И Бертин дух противоречия не взбунтовался, не воспротивился; она отчего-то поверила в справедливость слов Дмитрия Валентиновича и, обратив лицо к высокому августовскому небу, произнесла:
– Да, наверное, вы правы. Сейчас я припоминаю, как жизнь не раз подбрасывала мне Божественные знаки, только я не умела их расшифровывать. Но уж один перст судьбы обязана была распознать. А вот не распознала. – Она поднялась со скамейки, вздохнула как-то по-особому трогательно. – Пойду, дорогой Дмитрий Валентинович. Спасибо за чудеснейший стих и за упоминание о моем любимом Пастернаке. А главное, за вашу искренность.
Сквозь начавшие золотиться кусты Дмитрий Валентинович смотрел вслед удаляющейся Берте и думал, что со спины ей вполне можно дать лет тридцать, от силы тридцать пять. Но дело было не в этом. Совсем не в этом. А в том, что, как виделось Дмитрию Валентиновичу, с любого ракурса она являлась вовсе не бездомной старухой, а Актрисой и Женщиной от Бога.

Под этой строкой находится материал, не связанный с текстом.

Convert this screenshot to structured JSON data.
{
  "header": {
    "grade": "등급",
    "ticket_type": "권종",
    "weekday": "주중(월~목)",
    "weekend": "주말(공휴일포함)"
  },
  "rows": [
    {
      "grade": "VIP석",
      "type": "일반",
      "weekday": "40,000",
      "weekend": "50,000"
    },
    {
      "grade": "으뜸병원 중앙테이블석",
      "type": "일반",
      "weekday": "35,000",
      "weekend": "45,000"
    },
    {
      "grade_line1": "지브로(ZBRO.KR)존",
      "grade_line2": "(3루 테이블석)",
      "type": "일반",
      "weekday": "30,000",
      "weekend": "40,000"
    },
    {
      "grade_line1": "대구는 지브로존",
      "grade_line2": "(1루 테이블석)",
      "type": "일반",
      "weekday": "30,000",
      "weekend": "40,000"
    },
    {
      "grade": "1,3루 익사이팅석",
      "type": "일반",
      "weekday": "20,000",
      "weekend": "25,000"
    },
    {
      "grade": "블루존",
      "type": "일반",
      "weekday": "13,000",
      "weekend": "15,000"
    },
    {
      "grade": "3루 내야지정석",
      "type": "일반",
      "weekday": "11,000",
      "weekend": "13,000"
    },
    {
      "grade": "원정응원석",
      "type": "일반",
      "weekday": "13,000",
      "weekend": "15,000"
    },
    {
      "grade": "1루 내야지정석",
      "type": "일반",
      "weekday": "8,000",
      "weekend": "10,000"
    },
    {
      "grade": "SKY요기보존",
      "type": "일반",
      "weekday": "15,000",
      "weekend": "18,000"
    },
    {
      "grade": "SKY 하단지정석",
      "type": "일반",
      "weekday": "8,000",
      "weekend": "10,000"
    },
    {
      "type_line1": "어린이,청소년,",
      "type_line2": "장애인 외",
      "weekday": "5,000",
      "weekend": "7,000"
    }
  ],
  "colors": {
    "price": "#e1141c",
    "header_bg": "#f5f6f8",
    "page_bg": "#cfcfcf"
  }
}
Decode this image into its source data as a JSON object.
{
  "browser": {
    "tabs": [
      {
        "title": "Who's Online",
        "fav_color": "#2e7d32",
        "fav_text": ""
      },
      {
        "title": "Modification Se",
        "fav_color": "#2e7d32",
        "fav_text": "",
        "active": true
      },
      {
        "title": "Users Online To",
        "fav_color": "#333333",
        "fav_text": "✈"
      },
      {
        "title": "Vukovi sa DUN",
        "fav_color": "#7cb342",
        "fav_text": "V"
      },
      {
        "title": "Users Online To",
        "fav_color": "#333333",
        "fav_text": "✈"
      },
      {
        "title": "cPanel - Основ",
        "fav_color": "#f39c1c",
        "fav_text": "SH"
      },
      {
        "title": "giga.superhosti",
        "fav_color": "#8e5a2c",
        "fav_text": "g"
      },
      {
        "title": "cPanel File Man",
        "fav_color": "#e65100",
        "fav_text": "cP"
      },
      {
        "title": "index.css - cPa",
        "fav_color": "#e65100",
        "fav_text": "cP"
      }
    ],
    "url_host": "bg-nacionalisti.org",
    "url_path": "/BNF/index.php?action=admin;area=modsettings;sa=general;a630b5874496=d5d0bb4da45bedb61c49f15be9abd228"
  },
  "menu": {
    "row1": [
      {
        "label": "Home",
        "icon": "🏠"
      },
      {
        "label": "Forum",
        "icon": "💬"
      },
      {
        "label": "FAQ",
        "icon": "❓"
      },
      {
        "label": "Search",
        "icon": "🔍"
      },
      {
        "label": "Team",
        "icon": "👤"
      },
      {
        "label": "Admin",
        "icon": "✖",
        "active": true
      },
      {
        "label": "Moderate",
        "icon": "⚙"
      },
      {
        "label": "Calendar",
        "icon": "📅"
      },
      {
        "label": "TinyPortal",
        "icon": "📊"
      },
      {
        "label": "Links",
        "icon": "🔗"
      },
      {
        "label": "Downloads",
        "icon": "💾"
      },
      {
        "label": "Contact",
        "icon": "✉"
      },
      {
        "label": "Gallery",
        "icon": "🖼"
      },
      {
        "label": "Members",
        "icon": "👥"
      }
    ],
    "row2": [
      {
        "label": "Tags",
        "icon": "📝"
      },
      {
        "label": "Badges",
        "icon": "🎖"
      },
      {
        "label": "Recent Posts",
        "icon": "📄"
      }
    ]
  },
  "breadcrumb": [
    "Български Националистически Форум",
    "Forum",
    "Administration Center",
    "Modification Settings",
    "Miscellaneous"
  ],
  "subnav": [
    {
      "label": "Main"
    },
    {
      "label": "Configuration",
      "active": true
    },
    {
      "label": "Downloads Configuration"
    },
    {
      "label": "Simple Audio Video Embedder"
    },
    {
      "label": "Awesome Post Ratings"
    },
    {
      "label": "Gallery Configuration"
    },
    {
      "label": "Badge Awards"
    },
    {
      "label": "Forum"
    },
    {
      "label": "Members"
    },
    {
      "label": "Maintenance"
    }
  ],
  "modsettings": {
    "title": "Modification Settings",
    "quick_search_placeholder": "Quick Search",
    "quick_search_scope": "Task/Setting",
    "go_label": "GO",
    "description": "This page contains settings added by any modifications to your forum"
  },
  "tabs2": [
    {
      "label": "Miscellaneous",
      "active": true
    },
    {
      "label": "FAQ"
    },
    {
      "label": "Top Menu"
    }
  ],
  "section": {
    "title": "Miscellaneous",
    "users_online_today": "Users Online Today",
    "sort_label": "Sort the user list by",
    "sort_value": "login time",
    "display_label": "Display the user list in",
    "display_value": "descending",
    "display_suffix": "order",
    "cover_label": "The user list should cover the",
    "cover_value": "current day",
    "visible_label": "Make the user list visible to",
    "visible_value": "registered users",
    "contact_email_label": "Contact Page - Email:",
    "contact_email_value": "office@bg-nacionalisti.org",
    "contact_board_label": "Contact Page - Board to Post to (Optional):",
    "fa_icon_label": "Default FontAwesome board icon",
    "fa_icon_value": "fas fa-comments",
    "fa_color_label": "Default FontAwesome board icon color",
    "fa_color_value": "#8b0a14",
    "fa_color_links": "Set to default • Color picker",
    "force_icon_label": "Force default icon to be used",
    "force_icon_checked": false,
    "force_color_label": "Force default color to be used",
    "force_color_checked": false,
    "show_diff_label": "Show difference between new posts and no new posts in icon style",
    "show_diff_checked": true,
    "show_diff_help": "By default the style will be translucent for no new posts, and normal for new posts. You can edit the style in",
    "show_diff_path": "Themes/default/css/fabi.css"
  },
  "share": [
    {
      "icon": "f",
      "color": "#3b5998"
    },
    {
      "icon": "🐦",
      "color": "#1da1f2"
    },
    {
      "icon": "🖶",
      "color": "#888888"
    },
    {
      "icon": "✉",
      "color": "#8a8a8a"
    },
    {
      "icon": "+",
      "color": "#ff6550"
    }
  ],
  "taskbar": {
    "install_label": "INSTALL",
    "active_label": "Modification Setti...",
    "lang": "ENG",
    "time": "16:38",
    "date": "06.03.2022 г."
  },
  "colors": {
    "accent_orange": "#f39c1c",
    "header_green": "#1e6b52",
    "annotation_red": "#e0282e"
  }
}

Глава 20. Прощальный аккорд
Она вернулась в свою обитель, поднялась в комнату, печально глянула на тумбочку с букетом дежурных гвоздик и утренней поздравительной открыткой от интерната, легла на кровать лицом к стене. Закрыв глаза, принялась шептать строчки из «Вакханалии»:
…Клочья репертуара
На афишном столбе
И деревья бульвара
В серебристой резьбе…
…За дверьми еще драка,
А уж средь темноты
Вырастают из мрака
Декораций холсты…
…То же бешенство риска,
Та же радость и боль
Слили роль и артистку
И артистку и роль…
На нее обрушились кадры старательно вытесненного из памяти эпизода. Она шла на свидание к Георгию. Их счастливый Коктебель был впереди, совсем скоро. А в то последнее июльское воскресенье семьдесят четвертого он ждал ее у памятника Пушкину. Не пожелав сесть в троллейбус от Никитских ворот, она спешила по Тверскому бульвару; каблучки ее лодочек (сегодня она позволила себе такую роскошь) приятно утопали в мягкой почве, она наслаждалась благоуханием цветущих лип, мысленно держала Георгия за руку, ловила горячие неизбывные токи, идущие от его ладони. Тогда она еще не знала, что беременна от него.
Вдруг сверху ей под ноги упало что-то маленькое, темно-серое, скользко-блестящее. Она приостановилась, пригляделась и содрогнулась – это был новорожденный воробьиный детеныш. Следом с дерева стрелой бросилась воробьиха, распластав по земле крылья, стала биться над погибшим птенцом. Подняв вокруг себя облачко пыли, она выписывала рядом с его тельцем трагичные полукружья, и истошные птичьи рыдания, вылетающие из распахнутого клюва, были страшны. «Нет, нет, не моя роль», – передернув плечами, обошла воробьиху Берта и поторопилась дальше. Вспомнила она сказанные спустя два месяца в пропитанном карболкой и эфирными парами кабинете слова пожилой врача-гинеколога: «При вашей особой конституции, голубушка, а именно при детской матке, вам удалось забеременеть чудом, природа подарила редкий шанс, а вы от него отказываетесь. Воля ваша, уговаривать не стану, но как бы потом не пожалеть». Всплыл перед глазами совсем не артистичный жест сухой врачебной руки, протянувшей ей направление на аборт. Сейчас, спустя почти сорок лет, пронзила, обожгла та минутная малодушная мысль в больничном коридоре, перед дверью в женскую преисподнюю: «Была бы жива-здорова Симочка, может быть, решилась бы… хотя что я… нет, нет… какой ребенок… Через четыре дня премьера. Мы с Георгием принадлежим искусству».
«Проклятая злодейка-память… скорей бы суббота. Приедут мои дети, заберут меня отсюда. Хотя бы на вечер. Там, в ресторане, я расскажу им про Георгия, про свою драгоценную, сыгранную лишь единожды роль. Теперь можно, они готовы. Мы разомлеем от вина, я покажу им наконец фотографию. Пусть увидят наши с ним счастливые глаза. Они все поймут. Непременно все поймут. Катя сказала, в „Пушкине“ готовят вкусные десерты. Интересно, есть ли там что-нибудь подобное „мокрому“ бисквиту из „Праги“?» Ей вдруг безумно захотелось того самого, за двадцать две копейки, «мокрого» бисквита из «Праги», когда была полна сил Симочка, когда лучшая ее роль и единственная ее любовь были впереди.